La carriera di Mirco Maestri è più avanti rispetto a quella della compagna di squadra nel team relay. A 32 anni “Paperino” Maestri, così si è soprannominato per la sua tenacia, si è conquistato la prima convocazione in azzurro.

«L’ho detto alla squadra e allo staff – attacca con un sorriso – se vogliono portarmi come talismano alle prossime prove. Scherzi a parte questa medaglia d’oro non me l’aspettavo, in un attimo tutto cambia e una serie di buone prestazioni mi hanno aperto le porte della nazionale. A luglio mi sono sentito dire da Bennati che sarei stato nella rosa dell’europeo e nella mia testa è cambiato tutto. Mi sono detto: «Ce la posso fare». Sono convinto che se un corridore non ha obiettivi e sogni lentamento “muore” e io nel mio essere testardo come Paperino, non mi sono mai arreso. Ho costruito una carriera mattoncino dopo mattoncino e a 32 anni, quasi 33, posso dire che mi sento ancora tanto da dare. Devo molto a Basso e alla Polti, senza di loro non sarei dove sono. Non mi pongo limiti, non l’ho mai fatto e non inizierò a farlo ora».

A ruota di due medaglie

Il terzetto maschile del team relay era composto da Maestri, Affini e Cattaneo, gli ultimi due erano reduci dalla prova a cronometro individuale che è valsa due medaglie: oro e bronzo. Sapere di correre insieme a due campioni della disciplina può mettere tranquillità, ma anche pressione. Il giusto mix da trovare ce lo racconta proprio Maestri.

«In generale – racconta – sapevamo di avere una bella responsabilità. Come Italia eravamo i favoriti e siamo stati bravi a gestire la pressione, tutti. Sapevo sarebbe stato difficile correre al fianco di Affini e Cattaneo ma volevo farmi trovare pronto e ci sono riuscito. Ho gestito bene lo sforzo, anche se non sapevo come sarebbe stato, era il mio primo team relay.

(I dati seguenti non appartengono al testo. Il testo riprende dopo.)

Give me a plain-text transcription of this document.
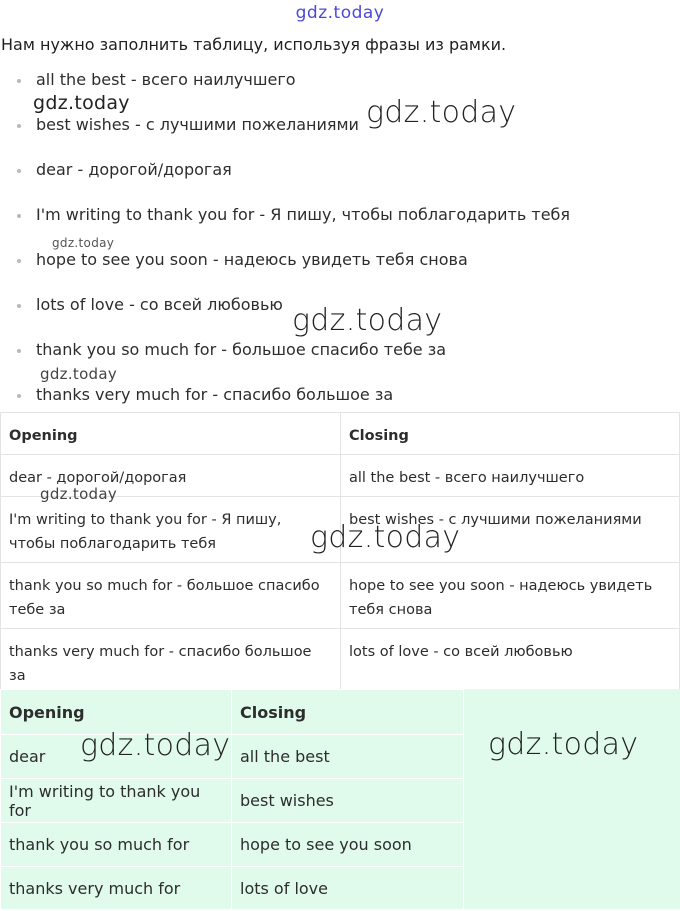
gdz.today
Нам нужно заполнить таблицу, используя фразы из рамки.
all the best - всего наилучшего
best wishes - с лучшими пожеланиями
dear - дорогой/дорогая
I'm writing to thank you for - Я пишу, чтобы поблагодарить тебя
hope to see you soon - надеюсь увидеть тебя снова
lots of love - со всей любовью
thank you so much for - большое спасибо тебе за
thanks very much for - спасибо большое за
Opening	Closing
dear - дорогой/дорогая	all the best - всего наилучшего
I'm writing to thank you for - Я пишу, чтобы поблагодарить тебя	best wishes - с лучшими пожеланиями
thank you so much for - большое спасибо тебе за	hope to see you soon - надеюсь увидеть тебя снова
thanks very much for - спасибо большое за	lots of love - со всей любовью
Opening	Closing
dear	all the best
I'm writing to thank you for	best wishes
thank you so much for	hope to see you soon
thanks very much for	lots of love
gdz.today	gdz.today
gdz.today
gdz.today
gdz.today
gdz.today
gdz.today
gdz.today	gdz.today
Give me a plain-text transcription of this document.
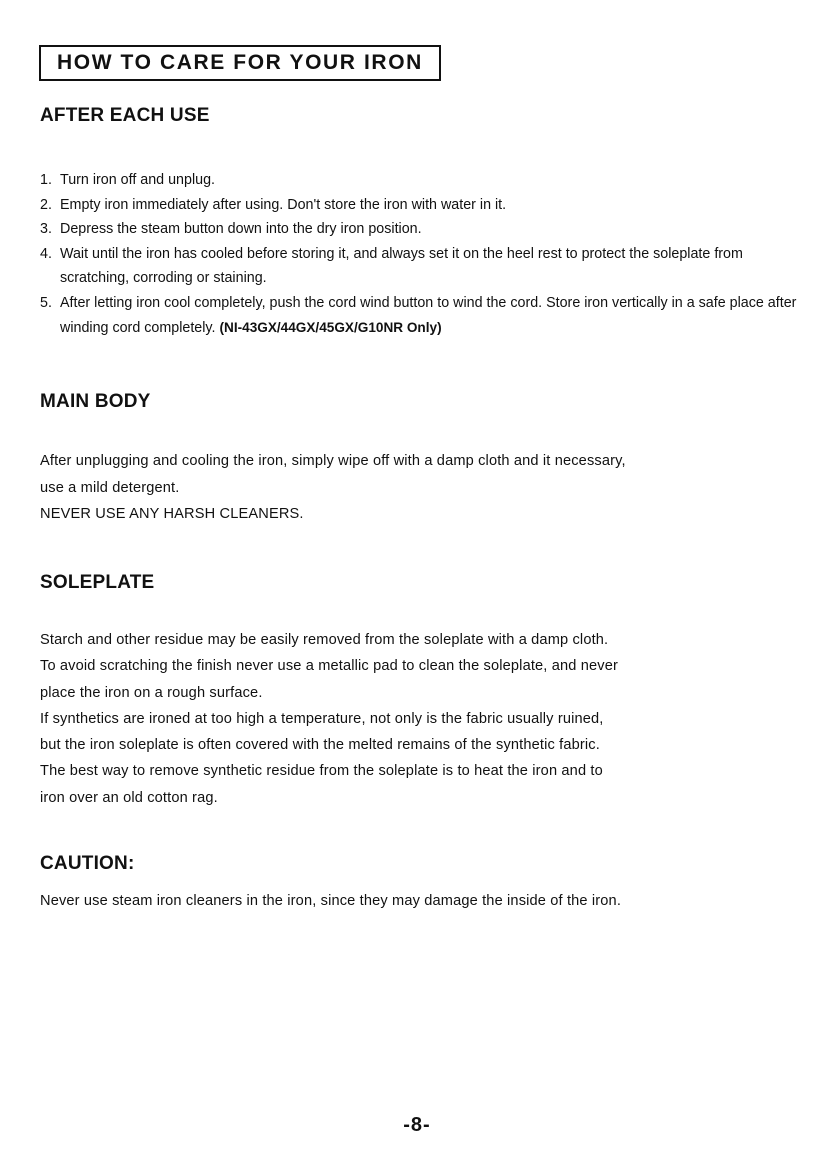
HOW TO CARE FOR YOUR IRON
AFTER EACH USE
1. Turn iron off and unplug.
2. Empty iron immediately after using. Don't store the iron with water in it.
3. Depress the steam button down into the dry iron position.
4. Wait until the iron has cooled before storing it, and always set it on the heel rest to protect the soleplate from scratching, corroding or staining.
5. After letting iron cool completely, push the cord wind button to wind the cord. Store iron vertically in a safe place after winding cord completely. (NI-43GX/44GX/45GX/G10NR Only)
MAIN BODY

After unplugging and cooling the iron, simply wipe off with a damp cloth and it necessary,

use a mild detergent.

NEVER USE ANY HARSH CLEANERS.

SOLEPLATE

Starch and other residue may be easily removed from the soleplate with a damp cloth.

To avoid scratching the finish never use a metallic pad to clean the soleplate, and never

place the iron on a rough surface.

If synthetics are ironed at too high a temperature, not only is the fabric usually ruined,

but the iron soleplate is often covered with the melted remains of the synthetic fabric.

The best way to remove synthetic residue from the soleplate is to heat the iron and to

iron over an old cotton rag.

CAUTION:

Never use steam iron cleaners in the iron, since they may damage the inside of the iron.

-8-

«E’ impattante – conclude – sono 28 chilometri a tutta. Nelle cronometro individuali controlli lo sforzo, lì invece si sta al ritmo degli altri. Dopo una curva mi sono trovato a chiudere e mi è partito un male alle gambe incredibile. Ma ero talmente concentrato che ho guardato il tempo dopo un po’ ed erano passati già 16 minuti, mi sono rincuorato. Una volta finita la nostra staffetta siamo andati sul bus a lavarci e poi davanti alla televisione per seguire le ragazze. I miei battiti erano al medio, anche da seduto, ero troppo teso. Il tempo correva e quando il riquadro che mostrava il distacco della Germania è diventato rosso ci siamo sciolti in un urlo. Siamo andati incontro alle ragazze ed è iniziata la festa. Lo ripeto: è stata la vittoria di Paperino e di chi ha creduto in lui, a partire da Basso e Zanatta».